The EL panels made for a perfect fit in the back pockets of this pair of jeans. I cut out squares from the outer layer of denim so I could tuck the panels into the pockets and use the existing seams to keep them in place. In my excited haste I made my cuts a little bigger than I would have liked. Hooray for prototyping - I'll get it right in the final product. I was pretty happy with the prototype so I slid the inverters into the front pockets and cut the pants into jorts.
I tweeted a picture of the prototype to the "never-nude" himself, David Cross. The next morning I discovered that he had "Favorited" the tweet. I have to admit that was rather satisfying.
In the final product I will adhere fabric or vinyl letters to the EL panels and hide the wires inside the shorts errr jorts. You could also easily lengthen the wires from one of the EL panels, attach a JST connector, and plug both panels into the same inverter. This would also allow for better timing with the flashing.
If you happen to be running the Rave Run 5k in Denver next Saturday be on the lookout for the flashing NeverNude prototype as you pass me!

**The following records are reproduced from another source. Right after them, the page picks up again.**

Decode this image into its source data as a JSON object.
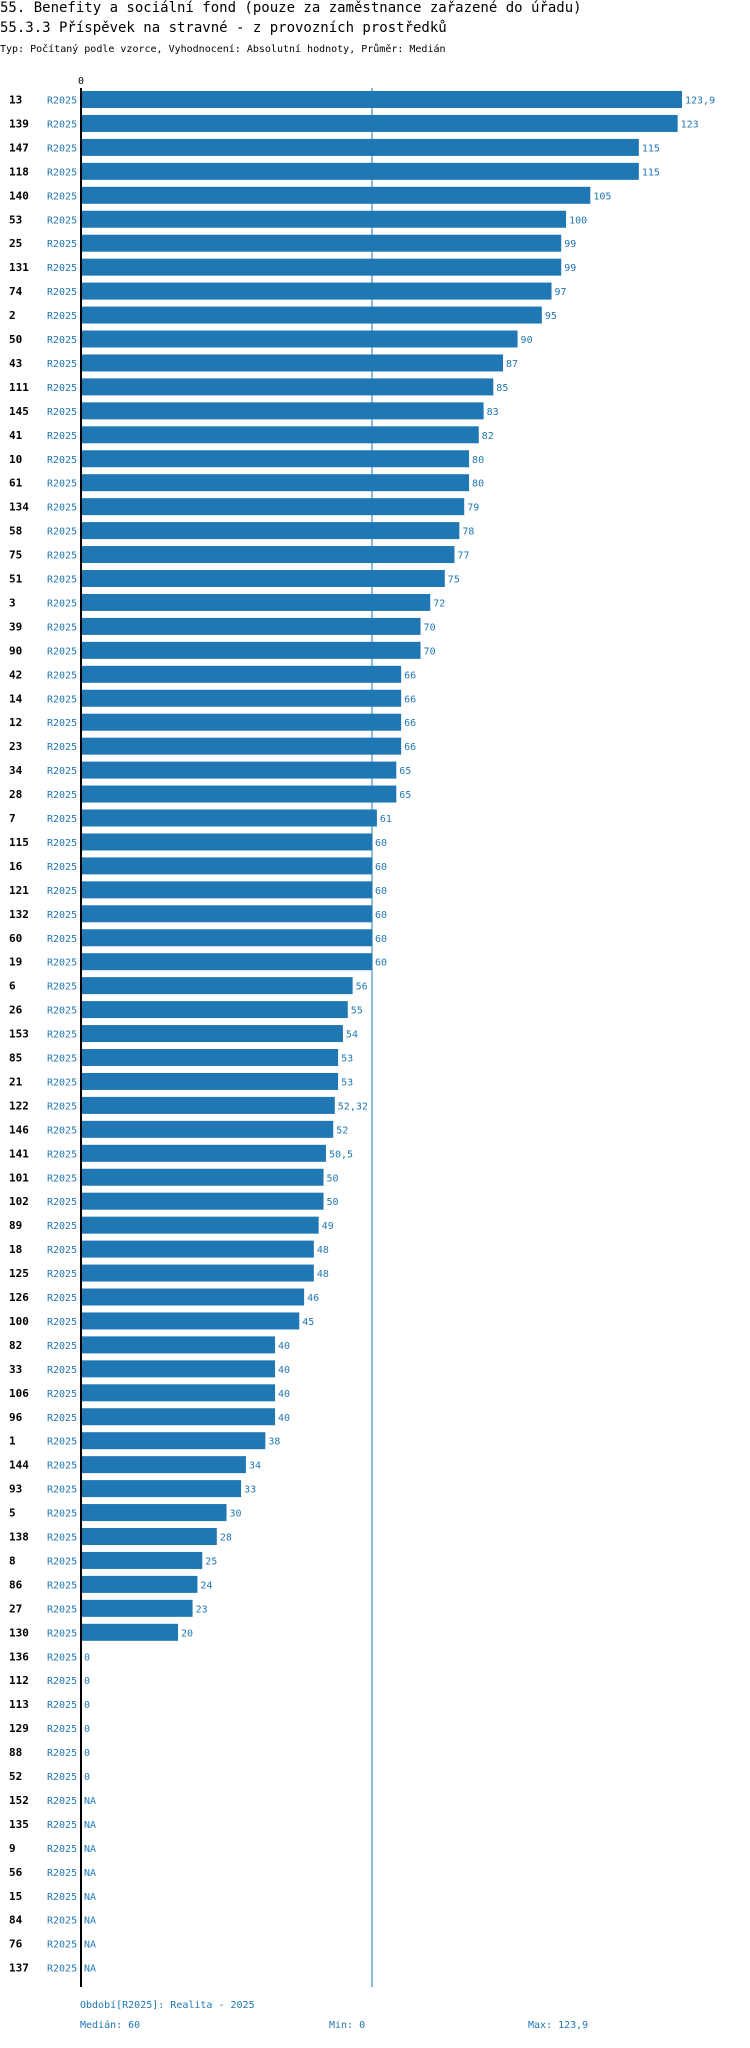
{
  "header": {
    "title": "55. Benefity a sociální fond (pouze za zaměstnance zařazené do úřadu)",
    "subtitle": "55.3.3 Příspěvek na stravné - z provozních prostředků",
    "info": "Typ: Počítaný podle vzorce, Vyhodnocení: Absolutní hodnoty, Průměr: Medián"
  },
  "colors": {
    "bar": "#1f77b4",
    "label": "#1f77b4",
    "axis": "#000000",
    "median_line": "#1f77b4"
  },
  "chart_data": {
    "type": "bar",
    "orientation": "horizontal",
    "axis_zero_label": "0",
    "xlim": [
      0,
      123.9
    ],
    "median": 60,
    "rows": [
      {
        "id": "13",
        "period": "R2025",
        "value": 123.9,
        "label": "123,9"
      },
      {
        "id": "139",
        "period": "R2025",
        "value": 123,
        "label": "123"
      },
      {
        "id": "147",
        "period": "R2025",
        "value": 115,
        "label": "115"
      },
      {
        "id": "118",
        "period": "R2025",
        "value": 115,
        "label": "115"
      },
      {
        "id": "140",
        "period": "R2025",
        "value": 105,
        "label": "105"
      },
      {
        "id": "53",
        "period": "R2025",
        "value": 100,
        "label": "100"
      },
      {
        "id": "25",
        "period": "R2025",
        "value": 99,
        "label": "99"
      },
      {
        "id": "131",
        "period": "R2025",
        "value": 99,
        "label": "99"
      },
      {
        "id": "74",
        "period": "R2025",
        "value": 97,
        "label": "97"
      },
      {
        "id": "2",
        "period": "R2025",
        "value": 95,
        "label": "95"
      },
      {
        "id": "50",
        "period": "R2025",
        "value": 90,
        "label": "90"
      },
      {
        "id": "43",
        "period": "R2025",
        "value": 87,
        "label": "87"
      },
      {
        "id": "111",
        "period": "R2025",
        "value": 85,
        "label": "85"
      },
      {
        "id": "145",
        "period": "R2025",
        "value": 83,
        "label": "83"
      },
      {
        "id": "41",
        "period": "R2025",
        "value": 82,
        "label": "82"
      },
      {
        "id": "10",
        "period": "R2025",
        "value": 80,
        "label": "80"
      },
      {
        "id": "61",
        "period": "R2025",
        "value": 80,
        "label": "80"
      },
      {
        "id": "134",
        "period": "R2025",
        "value": 79,
        "label": "79"
      },
      {
        "id": "58",
        "period": "R2025",
        "value": 78,
        "label": "78"
      },
      {
        "id": "75",
        "period": "R2025",
        "value": 77,
        "label": "77"
      },
      {
        "id": "51",
        "period": "R2025",
        "value": 75,
        "label": "75"
      },
      {
        "id": "3",
        "period": "R2025",
        "value": 72,
        "label": "72"
      },
      {
        "id": "39",
        "period": "R2025",
        "value": 70,
        "label": "70"
      },
      {
        "id": "90",
        "period": "R2025",
        "value": 70,
        "label": "70"
      },
      {
        "id": "42",
        "period": "R2025",
        "value": 66,
        "label": "66"
      },
      {
        "id": "14",
        "period": "R2025",
        "value": 66,
        "label": "66"
      },
      {
        "id": "12",
        "period": "R2025",
        "value": 66,
        "label": "66"
      },
      {
        "id": "23",
        "period": "R2025",
        "value": 66,
        "label": "66"
      },
      {
        "id": "34",
        "period": "R2025",
        "value": 65,
        "label": "65"
      },
      {
        "id": "28",
        "period": "R2025",
        "value": 65,
        "label": "65"
      },
      {
        "id": "7",
        "period": "R2025",
        "value": 61,
        "label": "61"
      },
      {
        "id": "115",
        "period": "R2025",
        "value": 60,
        "label": "60"
      },
      {
        "id": "16",
        "period": "R2025",
        "value": 60,
        "label": "60"
      },
      {
        "id": "121",
        "period": "R2025",
        "value": 60,
        "label": "60"
      },
      {
        "id": "132",
        "period": "R2025",
        "value": 60,
        "label": "60"
      },
      {
        "id": "60",
        "period": "R2025",
        "value": 60,
        "label": "60"
      },
      {
        "id": "19",
        "period": "R2025",
        "value": 60,
        "label": "60"
      },
      {
        "id": "6",
        "period": "R2025",
        "value": 56,
        "label": "56"
      },
      {
        "id": "26",
        "period": "R2025",
        "value": 55,
        "label": "55"
      },
      {
        "id": "153",
        "period": "R2025",
        "value": 54,
        "label": "54"
      },
      {
        "id": "85",
        "period": "R2025",
        "value": 53,
        "label": "53"
      },
      {
        "id": "21",
        "period": "R2025",
        "value": 53,
        "label": "53"
      },
      {
        "id": "122",
        "period": "R2025",
        "value": 52.32,
        "label": "52,32"
      },
      {
        "id": "146",
        "period": "R2025",
        "value": 52,
        "label": "52"
      },
      {
        "id": "141",
        "period": "R2025",
        "value": 50.5,
        "label": "50,5"
      },
      {
        "id": "101",
        "period": "R2025",
        "value": 50,
        "label": "50"
      },
      {
        "id": "102",
        "period": "R2025",
        "value": 50,
        "label": "50"
      },
      {
        "id": "89",
        "period": "R2025",
        "value": 49,
        "label": "49"
      },
      {
        "id": "18",
        "period": "R2025",
        "value": 48,
        "label": "48"
      },
      {
        "id": "125",
        "period": "R2025",
        "value": 48,
        "label": "48"
      },
      {
        "id": "126",
        "period": "R2025",
        "value": 46,
        "label": "46"
      },
      {
        "id": "100",
        "period": "R2025",
        "value": 45,
        "label": "45"
      },
      {
        "id": "82",
        "period": "R2025",
        "value": 40,
        "label": "40"
      },
      {
        "id": "33",
        "period": "R2025",
        "value": 40,
        "label": "40"
      },
      {
        "id": "106",
        "period": "R2025",
        "value": 40,
        "label": "40"
      },
      {
        "id": "96",
        "period": "R2025",
        "value": 40,
        "label": "40"
      },
      {
        "id": "1",
        "period": "R2025",
        "value": 38,
        "label": "38"
      },
      {
        "id": "144",
        "period": "R2025",
        "value": 34,
        "label": "34"
      },
      {
        "id": "93",
        "period": "R2025",
        "value": 33,
        "label": "33"
      },
      {
        "id": "5",
        "period": "R2025",
        "value": 30,
        "label": "30"
      },
      {
        "id": "138",
        "period": "R2025",
        "value": 28,
        "label": "28"
      },
      {
        "id": "8",
        "period": "R2025",
        "value": 25,
        "label": "25"
      },
      {
        "id": "86",
        "period": "R2025",
        "value": 24,
        "label": "24"
      },
      {
        "id": "27",
        "period": "R2025",
        "value": 23,
        "label": "23"
      },
      {
        "id": "130",
        "period": "R2025",
        "value": 20,
        "label": "20"
      },
      {
        "id": "136",
        "period": "R2025",
        "value": 0,
        "label": "0"
      },
      {
        "id": "112",
        "period": "R2025",
        "value": 0,
        "label": "0"
      },
      {
        "id": "113",
        "period": "R2025",
        "value": 0,
        "label": "0"
      },
      {
        "id": "129",
        "period": "R2025",
        "value": 0,
        "label": "0"
      },
      {
        "id": "88",
        "period": "R2025",
        "value": 0,
        "label": "0"
      },
      {
        "id": "52",
        "period": "R2025",
        "value": 0,
        "label": "0"
      },
      {
        "id": "152",
        "period": "R2025",
        "value": null,
        "label": "NA"
      },
      {
        "id": "135",
        "period": "R2025",
        "value": null,
        "label": "NA"
      },
      {
        "id": "9",
        "period": "R2025",
        "value": null,
        "label": "NA"
      },
      {
        "id": "56",
        "period": "R2025",
        "value": null,
        "label": "NA"
      },
      {
        "id": "15",
        "period": "R2025",
        "value": null,
        "label": "NA"
      },
      {
        "id": "84",
        "period": "R2025",
        "value": null,
        "label": "NA"
      },
      {
        "id": "76",
        "period": "R2025",
        "value": null,
        "label": "NA"
      },
      {
        "id": "137",
        "period": "R2025",
        "value": null,
        "label": "NA"
      }
    ]
  },
  "footer": {
    "period": "Období[R2025]: Realita - 2025",
    "median": "Medián: 60",
    "min": "Min: 0",
    "max": "Max: 123,9"
  }
}
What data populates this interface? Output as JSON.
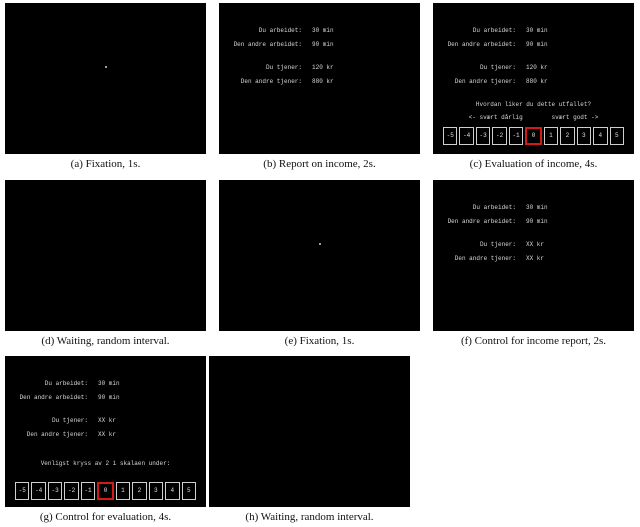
{
  "panels": [
    {
      "id": "a",
      "caption": "(a)  Fixation, 1s.",
      "type": "fixation"
    },
    {
      "id": "b",
      "caption": "(b)  Report on income, 2s.",
      "type": "report",
      "rows1": [
        {
          "label": "Du arbeidet:",
          "value": "30 min"
        },
        {
          "label": "Den andre arbeidet:",
          "value": "90 min"
        }
      ],
      "rows2": [
        {
          "label": "Du tjener:",
          "value": "120 kr"
        },
        {
          "label": "Den andre tjener:",
          "value": "880 kr"
        }
      ]
    },
    {
      "id": "c",
      "caption": "(c)  Evaluation of income, 4s.",
      "type": "evaluation",
      "rows1": [
        {
          "label": "Du arbeidet:",
          "value": "30 min"
        },
        {
          "label": "Den andre arbeidet:",
          "value": "90 min"
        }
      ],
      "rows2": [
        {
          "label": "Du tjener:",
          "value": "120 kr"
        },
        {
          "label": "Den andre tjener:",
          "value": "880 kr"
        }
      ],
      "question": "Hvordan liker du dette utfallet?",
      "anchors": "<- svært dårlig        svært godt ->",
      "scale": [
        "-5",
        "-4",
        "-3",
        "-2",
        "-1",
        "0",
        "1",
        "2",
        "3",
        "4",
        "5"
      ],
      "selected": "0"
    },
    {
      "id": "d",
      "caption": "(d)  Waiting, random interval.",
      "type": "blank"
    },
    {
      "id": "e",
      "caption": "(e)  Fixation, 1s.",
      "type": "fixation"
    },
    {
      "id": "f",
      "caption": "(f)  Control for income report, 2s.",
      "type": "report",
      "rows1": [
        {
          "label": "Du arbeidet:",
          "value": "30 min"
        },
        {
          "label": "Den andre arbeidet:",
          "value": "90 min"
        }
      ],
      "rows2": [
        {
          "label": "Du tjener:",
          "value": "XX kr"
        },
        {
          "label": "Den andre tjener:",
          "value": "XX kr"
        }
      ]
    },
    {
      "id": "g",
      "caption": "(g)  Control for evaluation, 4s.",
      "type": "evaluation",
      "rows1": [
        {
          "label": "Du arbeidet:",
          "value": "30 min"
        },
        {
          "label": "Den andre arbeidet:",
          "value": "90 min"
        }
      ],
      "rows2": [
        {
          "label": "Du tjener:",
          "value": "XX kr"
        },
        {
          "label": "Den andre tjener:",
          "value": "XX kr"
        }
      ],
      "question": "Venligst kryss av 2 i skalaen under:",
      "anchors": "",
      "scale": [
        "-5",
        "-4",
        "-3",
        "-2",
        "-1",
        "0",
        "1",
        "2",
        "3",
        "4",
        "5"
      ],
      "selected": "0"
    },
    {
      "id": "h",
      "caption": "(h)  Waiting, random interval.",
      "type": "blank"
    }
  ]
}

And remember, there is always money in the banana stand.
There are dozens of us! DOZENS!
You are extremely funny. And so is AD. And, by all means, Go Gators, jorts and all.
The Swamp gets hot!!! I myself wear seersucker cutoffs.
Yeah, like the guy in the $6000 suit is going to be running a 5k race
C'MON!
Can you cut the EL panels into shapes or do you have to leave them square?
Unfortunately, no, you have to leave the panels in squares. However, you can be creative with fabric cut to the shape you're looking for and adhering that to the squares to get the desired effect.
I thought I was the only UF student who just plain didn't care for the Gators.
The fact that I hate UF with the burning fire of a thousand suns probably helped in that regard.
[They killed my major (History of Science) just before I graduated, and refused to let me graduate as such. And I was the LAST ONE!]
At least I can now fall back on my original career to become the world's first analyst/therapist. I like to call myself an analrapist.